By the early 1980s, clear signs of desertification had begun. As a result, a development plan was signed in December 1983 that stressed sustainable long-term development of resources. The "Keita Project" was a 16-year plan that led to digging wells and the drilling of boreholes for irrigation of crops and for drinking water. Trees were planted to prevent soil erosion and promote agriculture. From 1984 to 1990, nearly 3,000 ha of land was "reclaimed" and 100 km of rural roads were built, requiring heavy labor from the inhabitants of the town.

==Demographics==
In the 1977 census, the population of Keita was measured to be 3,572. By 1988, its population had increased to 6,644. In the 2001 census, the population of Keita was 8,633. It increased to 10,631 as of 2012. The town is a center of Tuareg people, who have migrated from surrounding areas. According to a study in 1988, 10.9 percent of the population is permanent migrants, with 8.5 percent being seasonal migrants.

==Economy and infrastructure==
Agriculture is the main occupation in Keita, and a nearby pond (currently dry) facilitated the growth of garden crops and millet.

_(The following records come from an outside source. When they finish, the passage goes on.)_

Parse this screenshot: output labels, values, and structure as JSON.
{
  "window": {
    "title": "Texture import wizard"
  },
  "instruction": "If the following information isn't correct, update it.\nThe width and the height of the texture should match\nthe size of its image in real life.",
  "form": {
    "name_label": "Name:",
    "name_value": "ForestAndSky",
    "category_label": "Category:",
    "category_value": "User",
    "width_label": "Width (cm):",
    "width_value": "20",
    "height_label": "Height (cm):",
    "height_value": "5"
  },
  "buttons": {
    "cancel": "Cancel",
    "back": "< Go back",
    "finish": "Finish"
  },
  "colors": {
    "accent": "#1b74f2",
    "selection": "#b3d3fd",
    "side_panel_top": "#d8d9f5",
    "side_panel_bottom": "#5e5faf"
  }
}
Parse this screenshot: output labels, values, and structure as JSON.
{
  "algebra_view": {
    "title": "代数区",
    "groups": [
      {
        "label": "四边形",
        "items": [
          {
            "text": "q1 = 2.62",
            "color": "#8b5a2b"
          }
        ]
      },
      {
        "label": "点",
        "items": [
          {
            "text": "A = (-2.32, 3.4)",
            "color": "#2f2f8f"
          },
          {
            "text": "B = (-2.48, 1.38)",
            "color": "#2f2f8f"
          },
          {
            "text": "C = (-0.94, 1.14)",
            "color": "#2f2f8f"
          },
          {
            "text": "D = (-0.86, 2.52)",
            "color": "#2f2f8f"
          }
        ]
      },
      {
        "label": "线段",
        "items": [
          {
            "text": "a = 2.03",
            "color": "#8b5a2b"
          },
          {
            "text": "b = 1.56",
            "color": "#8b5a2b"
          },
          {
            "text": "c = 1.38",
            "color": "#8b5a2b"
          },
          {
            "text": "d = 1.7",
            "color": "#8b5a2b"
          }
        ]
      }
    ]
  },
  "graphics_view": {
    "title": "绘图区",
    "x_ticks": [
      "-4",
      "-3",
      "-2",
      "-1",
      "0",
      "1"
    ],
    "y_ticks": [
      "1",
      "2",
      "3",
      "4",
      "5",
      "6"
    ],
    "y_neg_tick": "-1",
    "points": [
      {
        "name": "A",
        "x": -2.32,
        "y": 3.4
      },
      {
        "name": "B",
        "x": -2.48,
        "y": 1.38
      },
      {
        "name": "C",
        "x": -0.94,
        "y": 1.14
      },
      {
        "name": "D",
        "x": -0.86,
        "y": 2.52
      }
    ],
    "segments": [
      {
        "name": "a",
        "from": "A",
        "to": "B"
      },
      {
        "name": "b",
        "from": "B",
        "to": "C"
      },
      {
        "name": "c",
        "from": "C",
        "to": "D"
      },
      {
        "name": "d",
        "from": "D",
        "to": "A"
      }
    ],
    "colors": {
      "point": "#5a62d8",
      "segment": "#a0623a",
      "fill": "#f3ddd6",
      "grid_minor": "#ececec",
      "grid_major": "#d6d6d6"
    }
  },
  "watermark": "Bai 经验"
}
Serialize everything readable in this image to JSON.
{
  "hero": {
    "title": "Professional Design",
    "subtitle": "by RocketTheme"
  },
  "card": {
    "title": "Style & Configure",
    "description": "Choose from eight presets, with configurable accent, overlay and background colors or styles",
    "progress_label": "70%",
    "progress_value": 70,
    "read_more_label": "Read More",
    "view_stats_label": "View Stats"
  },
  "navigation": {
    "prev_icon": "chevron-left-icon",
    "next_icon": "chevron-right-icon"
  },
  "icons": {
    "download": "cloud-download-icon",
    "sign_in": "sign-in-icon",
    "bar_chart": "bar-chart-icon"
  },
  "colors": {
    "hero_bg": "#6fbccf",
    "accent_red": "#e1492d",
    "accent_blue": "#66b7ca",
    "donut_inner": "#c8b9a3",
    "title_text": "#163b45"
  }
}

Although Tamaske is a bigger center of commerce in the region, Keita has some artisanal production. Ironworking is practiced, as was mining until the end of the colonial period.

There is a bus station in the town. Keita has a limited amount of electricity. A community radio station with a transmitter of 150 W was established in Keita in 1998. Keita is the site of a civil court. One of the biggest infrastructural problems in the city is the extremely poor medical care. In addition, 46% of the population has no access to clean drinking water.

==Notable people==
Former foreign minister of Niger Aïchatou Boulama Kané was born in Keita in 1955.

==Twin towns==
Pesaro, Italy is twinned with Keita, in the initiative of the Italian development firm that operates in Keita.